Disparités régionales et manque de formation

De là à atteindre l’objectif de 80%? Pas sûr. Pour le Voka, l’accord n’offre « aucune solution aux nombreuses entreprises qui cherchent aujourd’hui à recruter de nouveaux employés. » Pour le Syndicat neutre pour indépendants (SNI), la semaine de quatre jours sans réduction du temps de travail peut notamment offrir aux employeurs des opportunités en termes de recrutement. Mais le taux actuel de 71,4% cache de fortes disparités régionales. « Pour arriver à un taux d’emploi de 80%, les Régions, particulièrement Bruxelles et la Wallonie, devront elles aussi retrousser sérieusement leurs manches », estime le SNI.

Interrogé par Le Vif, Bruno Colmant acquiesce : « Le taux d’emploi est plus élevé en Flandre qu’en Wallonie. Mais en Wallonie, le problème structurel, c’est le manque de formation. La moitié des chômeurs wallons n’ont pas terminé leurs études secondaires. C’est un gros problème. En 2022, ne pas avoir une formation suffisante, c’est un handicap à vie. »

Il s’agit là pour lui d’un point crucial quand il s’agit de taux d’emploi : « On ne peut pas décréter l’emploi. » Selon lui, cela demande deux choses.

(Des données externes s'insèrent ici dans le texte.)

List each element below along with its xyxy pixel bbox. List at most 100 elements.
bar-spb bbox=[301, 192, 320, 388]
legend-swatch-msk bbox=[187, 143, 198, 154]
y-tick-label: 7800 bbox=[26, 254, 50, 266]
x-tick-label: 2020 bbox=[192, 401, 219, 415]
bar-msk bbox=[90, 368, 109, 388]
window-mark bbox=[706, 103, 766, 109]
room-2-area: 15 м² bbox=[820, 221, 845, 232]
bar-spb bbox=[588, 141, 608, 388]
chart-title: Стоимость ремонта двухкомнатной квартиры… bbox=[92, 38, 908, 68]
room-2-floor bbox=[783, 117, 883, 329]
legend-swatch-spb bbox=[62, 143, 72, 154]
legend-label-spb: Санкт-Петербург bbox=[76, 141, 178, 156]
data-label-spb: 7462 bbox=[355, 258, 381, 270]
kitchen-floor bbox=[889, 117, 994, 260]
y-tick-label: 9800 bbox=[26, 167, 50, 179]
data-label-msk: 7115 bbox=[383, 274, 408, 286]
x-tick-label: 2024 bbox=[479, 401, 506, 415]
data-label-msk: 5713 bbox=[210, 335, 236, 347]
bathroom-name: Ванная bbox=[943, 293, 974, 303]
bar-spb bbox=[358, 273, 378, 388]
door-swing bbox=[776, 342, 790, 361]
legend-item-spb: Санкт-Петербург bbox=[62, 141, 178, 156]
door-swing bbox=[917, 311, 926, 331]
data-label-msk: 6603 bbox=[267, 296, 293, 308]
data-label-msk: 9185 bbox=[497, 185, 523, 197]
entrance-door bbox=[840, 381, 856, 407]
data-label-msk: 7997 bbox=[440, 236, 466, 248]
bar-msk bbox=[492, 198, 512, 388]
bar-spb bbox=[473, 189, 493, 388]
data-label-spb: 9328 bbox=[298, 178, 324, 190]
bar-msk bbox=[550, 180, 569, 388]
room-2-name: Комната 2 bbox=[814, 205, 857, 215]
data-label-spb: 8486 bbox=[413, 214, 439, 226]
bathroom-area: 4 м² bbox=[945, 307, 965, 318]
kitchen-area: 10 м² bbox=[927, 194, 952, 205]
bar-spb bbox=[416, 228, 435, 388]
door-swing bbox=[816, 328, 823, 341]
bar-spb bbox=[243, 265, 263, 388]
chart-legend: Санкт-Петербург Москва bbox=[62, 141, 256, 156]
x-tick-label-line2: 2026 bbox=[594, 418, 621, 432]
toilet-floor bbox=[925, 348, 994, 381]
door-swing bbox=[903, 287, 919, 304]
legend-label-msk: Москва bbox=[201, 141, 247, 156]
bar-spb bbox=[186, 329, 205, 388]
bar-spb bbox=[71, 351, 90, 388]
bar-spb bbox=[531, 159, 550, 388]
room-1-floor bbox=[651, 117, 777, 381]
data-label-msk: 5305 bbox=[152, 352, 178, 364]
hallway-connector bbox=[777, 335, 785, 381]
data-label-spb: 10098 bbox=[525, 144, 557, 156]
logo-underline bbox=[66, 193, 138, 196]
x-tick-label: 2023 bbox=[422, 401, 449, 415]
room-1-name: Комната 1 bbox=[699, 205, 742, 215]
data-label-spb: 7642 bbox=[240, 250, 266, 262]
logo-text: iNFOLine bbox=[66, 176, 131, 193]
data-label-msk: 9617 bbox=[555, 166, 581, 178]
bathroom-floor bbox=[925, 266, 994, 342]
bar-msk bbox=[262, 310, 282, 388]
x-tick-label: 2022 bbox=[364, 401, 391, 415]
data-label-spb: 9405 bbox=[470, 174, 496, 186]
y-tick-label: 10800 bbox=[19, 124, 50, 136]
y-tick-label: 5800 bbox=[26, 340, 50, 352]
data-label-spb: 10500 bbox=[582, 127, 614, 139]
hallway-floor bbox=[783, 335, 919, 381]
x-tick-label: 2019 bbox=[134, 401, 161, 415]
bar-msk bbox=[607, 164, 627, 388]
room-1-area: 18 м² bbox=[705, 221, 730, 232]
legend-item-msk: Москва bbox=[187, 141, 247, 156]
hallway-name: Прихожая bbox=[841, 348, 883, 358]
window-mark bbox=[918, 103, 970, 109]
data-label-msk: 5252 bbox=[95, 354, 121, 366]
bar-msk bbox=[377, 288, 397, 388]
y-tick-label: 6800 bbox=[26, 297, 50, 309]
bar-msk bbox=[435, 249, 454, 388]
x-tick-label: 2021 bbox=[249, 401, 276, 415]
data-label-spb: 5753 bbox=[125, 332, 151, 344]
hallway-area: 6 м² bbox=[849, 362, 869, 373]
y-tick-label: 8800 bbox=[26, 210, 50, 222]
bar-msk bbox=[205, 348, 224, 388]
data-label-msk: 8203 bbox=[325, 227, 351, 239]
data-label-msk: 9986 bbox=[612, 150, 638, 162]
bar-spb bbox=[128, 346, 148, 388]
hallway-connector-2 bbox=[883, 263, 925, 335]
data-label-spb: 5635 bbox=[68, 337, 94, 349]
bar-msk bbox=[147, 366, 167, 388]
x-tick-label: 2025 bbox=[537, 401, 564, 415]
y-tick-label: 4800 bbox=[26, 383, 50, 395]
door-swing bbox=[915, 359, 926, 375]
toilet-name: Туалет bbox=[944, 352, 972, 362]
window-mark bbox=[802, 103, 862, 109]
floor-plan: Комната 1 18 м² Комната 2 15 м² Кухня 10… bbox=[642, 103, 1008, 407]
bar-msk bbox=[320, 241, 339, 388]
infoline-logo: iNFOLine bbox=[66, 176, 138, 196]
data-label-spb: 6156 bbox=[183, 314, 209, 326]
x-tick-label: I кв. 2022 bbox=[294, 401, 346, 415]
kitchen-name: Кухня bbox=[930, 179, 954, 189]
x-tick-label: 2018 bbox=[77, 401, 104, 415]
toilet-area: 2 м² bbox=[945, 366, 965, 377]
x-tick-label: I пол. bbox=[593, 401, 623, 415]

Tout d’abord, un contexte économique favorable. « Et ça je pense qu’on l’a en grande partie, l’économie est en bon état. » Mais cela demande surtout une formation beaucoup plus poussée. « On remarque que la plupart des gens qui n’ont pas d’emploi sont insuffisamment formés. C’est pour cela qu’on ne peut jamais découpler le taux d’emploi du niveau de la formation des personnes. »

Adaptation permanente

Dans l’accord, le gouvernement crée pourtant un droit individuel à la formation. Une fois par an, chaque entreprise de plus de 20 travailleurs devra déposer un plan de formation pour développer les compétences des travailleurs. Les employés auront droit à trois jours de formation à partir de l’année prochaine, quatre jours en 2023 et cinq jours en 2024. Une bonne nouvelle, selon Colmant, mais à nuancer: « C’est très dangereux de déléguer sa propre formation à son entreprise, parce qu’elle va vous former pour être utile et efficace en son sein. Mais ce n’est pas pour ce que vous êtes capables de déplacer ces connaissances dans un autre emploi. »

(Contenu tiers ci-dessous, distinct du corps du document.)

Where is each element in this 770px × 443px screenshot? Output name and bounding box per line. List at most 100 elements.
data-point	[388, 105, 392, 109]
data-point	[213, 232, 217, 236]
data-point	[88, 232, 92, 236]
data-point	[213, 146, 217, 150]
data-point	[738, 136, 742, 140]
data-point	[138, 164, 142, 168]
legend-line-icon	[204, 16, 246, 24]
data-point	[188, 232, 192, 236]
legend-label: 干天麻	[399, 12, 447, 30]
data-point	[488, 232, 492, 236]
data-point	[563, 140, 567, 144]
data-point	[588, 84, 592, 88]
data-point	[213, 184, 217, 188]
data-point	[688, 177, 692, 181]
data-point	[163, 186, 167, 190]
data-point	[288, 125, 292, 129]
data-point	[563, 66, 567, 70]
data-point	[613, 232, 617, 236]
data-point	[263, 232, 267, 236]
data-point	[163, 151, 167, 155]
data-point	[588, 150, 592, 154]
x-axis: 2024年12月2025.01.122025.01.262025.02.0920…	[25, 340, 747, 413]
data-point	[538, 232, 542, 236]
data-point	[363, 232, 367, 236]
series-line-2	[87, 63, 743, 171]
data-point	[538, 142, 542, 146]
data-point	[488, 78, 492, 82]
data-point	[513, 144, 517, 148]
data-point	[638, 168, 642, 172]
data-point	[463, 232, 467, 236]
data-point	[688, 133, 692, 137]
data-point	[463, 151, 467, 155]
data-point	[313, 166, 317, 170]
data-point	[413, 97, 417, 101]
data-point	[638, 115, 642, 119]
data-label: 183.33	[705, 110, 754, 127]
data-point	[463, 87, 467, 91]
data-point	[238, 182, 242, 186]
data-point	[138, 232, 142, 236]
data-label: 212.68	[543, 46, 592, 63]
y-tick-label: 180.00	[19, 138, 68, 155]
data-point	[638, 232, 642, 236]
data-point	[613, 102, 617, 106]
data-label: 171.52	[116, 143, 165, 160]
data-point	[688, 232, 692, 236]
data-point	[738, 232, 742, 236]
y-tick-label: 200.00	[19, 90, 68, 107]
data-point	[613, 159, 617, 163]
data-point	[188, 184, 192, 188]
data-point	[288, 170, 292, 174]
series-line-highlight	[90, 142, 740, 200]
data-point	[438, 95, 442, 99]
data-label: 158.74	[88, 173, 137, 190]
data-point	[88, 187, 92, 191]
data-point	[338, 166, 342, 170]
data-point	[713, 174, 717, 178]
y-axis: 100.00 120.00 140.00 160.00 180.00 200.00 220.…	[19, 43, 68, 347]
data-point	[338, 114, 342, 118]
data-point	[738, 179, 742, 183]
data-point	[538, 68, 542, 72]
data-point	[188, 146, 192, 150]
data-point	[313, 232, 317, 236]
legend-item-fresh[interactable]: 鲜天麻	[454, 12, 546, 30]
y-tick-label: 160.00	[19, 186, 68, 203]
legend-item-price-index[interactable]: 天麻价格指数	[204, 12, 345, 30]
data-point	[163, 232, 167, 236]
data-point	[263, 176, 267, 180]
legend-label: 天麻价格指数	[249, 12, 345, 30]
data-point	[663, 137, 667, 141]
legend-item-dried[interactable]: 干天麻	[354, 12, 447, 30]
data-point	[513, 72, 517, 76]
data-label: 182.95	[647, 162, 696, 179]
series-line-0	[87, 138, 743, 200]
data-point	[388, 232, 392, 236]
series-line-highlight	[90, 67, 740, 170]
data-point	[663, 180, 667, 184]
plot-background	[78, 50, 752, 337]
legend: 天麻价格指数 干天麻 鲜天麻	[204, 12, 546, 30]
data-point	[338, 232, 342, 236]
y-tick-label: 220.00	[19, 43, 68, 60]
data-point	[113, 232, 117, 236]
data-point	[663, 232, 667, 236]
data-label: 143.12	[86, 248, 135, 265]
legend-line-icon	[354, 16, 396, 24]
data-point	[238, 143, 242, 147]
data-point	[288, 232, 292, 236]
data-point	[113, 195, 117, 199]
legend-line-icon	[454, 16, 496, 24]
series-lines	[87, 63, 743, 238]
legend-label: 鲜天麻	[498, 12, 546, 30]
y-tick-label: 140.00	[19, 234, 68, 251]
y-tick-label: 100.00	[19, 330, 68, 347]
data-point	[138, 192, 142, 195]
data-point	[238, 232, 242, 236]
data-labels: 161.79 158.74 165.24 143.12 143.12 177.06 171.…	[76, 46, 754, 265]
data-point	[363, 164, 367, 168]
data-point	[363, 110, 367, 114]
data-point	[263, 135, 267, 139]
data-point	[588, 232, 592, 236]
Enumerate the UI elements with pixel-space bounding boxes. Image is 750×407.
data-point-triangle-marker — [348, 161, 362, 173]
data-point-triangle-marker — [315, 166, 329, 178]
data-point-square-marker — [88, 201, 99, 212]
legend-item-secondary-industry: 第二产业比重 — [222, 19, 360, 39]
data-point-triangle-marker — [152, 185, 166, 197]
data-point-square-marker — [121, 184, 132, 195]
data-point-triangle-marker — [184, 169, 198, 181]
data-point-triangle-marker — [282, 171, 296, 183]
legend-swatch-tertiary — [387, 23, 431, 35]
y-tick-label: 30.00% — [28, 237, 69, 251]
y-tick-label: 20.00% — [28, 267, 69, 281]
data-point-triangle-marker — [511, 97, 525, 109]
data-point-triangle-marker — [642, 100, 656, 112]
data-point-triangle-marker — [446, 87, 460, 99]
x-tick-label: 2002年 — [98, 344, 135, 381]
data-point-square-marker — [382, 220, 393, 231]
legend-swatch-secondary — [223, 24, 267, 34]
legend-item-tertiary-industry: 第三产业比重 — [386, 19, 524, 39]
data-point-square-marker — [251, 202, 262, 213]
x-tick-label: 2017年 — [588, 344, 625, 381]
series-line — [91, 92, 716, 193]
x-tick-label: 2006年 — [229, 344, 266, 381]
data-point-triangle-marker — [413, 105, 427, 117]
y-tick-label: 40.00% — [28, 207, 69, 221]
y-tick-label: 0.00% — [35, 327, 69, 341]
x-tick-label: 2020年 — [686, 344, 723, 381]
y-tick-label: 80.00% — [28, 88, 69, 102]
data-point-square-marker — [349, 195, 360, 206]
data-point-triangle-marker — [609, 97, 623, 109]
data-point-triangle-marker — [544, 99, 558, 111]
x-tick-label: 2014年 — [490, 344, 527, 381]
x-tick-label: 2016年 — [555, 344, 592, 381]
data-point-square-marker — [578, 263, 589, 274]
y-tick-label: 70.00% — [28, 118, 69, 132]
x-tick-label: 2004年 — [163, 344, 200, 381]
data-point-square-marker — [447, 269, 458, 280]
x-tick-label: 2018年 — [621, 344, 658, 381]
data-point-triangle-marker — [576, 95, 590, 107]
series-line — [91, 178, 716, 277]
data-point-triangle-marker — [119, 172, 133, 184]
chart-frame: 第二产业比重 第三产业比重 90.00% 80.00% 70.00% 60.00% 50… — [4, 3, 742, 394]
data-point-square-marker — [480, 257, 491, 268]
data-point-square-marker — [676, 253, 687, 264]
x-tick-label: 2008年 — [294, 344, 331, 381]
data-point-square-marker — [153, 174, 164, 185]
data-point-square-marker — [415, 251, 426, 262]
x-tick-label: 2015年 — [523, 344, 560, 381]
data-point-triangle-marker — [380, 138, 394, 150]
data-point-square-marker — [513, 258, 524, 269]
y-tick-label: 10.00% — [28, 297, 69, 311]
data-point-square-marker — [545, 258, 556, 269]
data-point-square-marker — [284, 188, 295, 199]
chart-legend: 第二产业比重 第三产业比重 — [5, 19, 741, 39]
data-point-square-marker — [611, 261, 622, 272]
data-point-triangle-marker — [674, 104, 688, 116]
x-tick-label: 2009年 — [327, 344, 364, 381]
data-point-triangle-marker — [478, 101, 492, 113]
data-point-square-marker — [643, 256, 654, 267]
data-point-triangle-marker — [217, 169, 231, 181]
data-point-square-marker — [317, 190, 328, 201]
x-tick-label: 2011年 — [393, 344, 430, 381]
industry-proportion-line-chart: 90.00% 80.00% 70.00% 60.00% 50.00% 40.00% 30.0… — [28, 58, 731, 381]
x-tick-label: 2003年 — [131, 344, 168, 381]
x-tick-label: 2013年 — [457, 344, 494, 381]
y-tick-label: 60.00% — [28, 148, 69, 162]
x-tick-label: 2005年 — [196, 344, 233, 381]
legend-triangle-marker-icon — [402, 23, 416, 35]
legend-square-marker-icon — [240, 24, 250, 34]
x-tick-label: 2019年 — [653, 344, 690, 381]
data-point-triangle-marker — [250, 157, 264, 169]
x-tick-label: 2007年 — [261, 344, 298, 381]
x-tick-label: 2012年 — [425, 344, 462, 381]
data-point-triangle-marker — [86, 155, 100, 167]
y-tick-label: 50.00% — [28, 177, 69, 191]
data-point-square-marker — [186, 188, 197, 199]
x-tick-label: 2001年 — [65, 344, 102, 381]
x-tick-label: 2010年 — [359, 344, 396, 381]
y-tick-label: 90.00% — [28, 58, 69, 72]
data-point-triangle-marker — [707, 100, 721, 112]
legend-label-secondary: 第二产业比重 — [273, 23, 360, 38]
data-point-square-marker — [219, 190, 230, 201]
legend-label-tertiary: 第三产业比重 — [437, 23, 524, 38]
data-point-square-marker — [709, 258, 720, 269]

En plus d’une formation préalable, la formation tout au long de la carrière est un véritable enjeu, dans une économique qui évolue vite. « Ce qu’on sait au niveau de l’emploi aujourd’hui ne sera plus valable dans 10 ans, et encore moins dans 20 ans. Avant, avec une formation supérieure, vous teniez 40 ans de carrière. Aujourd’hui avec une formation de 4 ans, vous tenez peut-être 12 ans. Les connaissances se transforment, et il faut s’adapter », explique Bruno Colmant.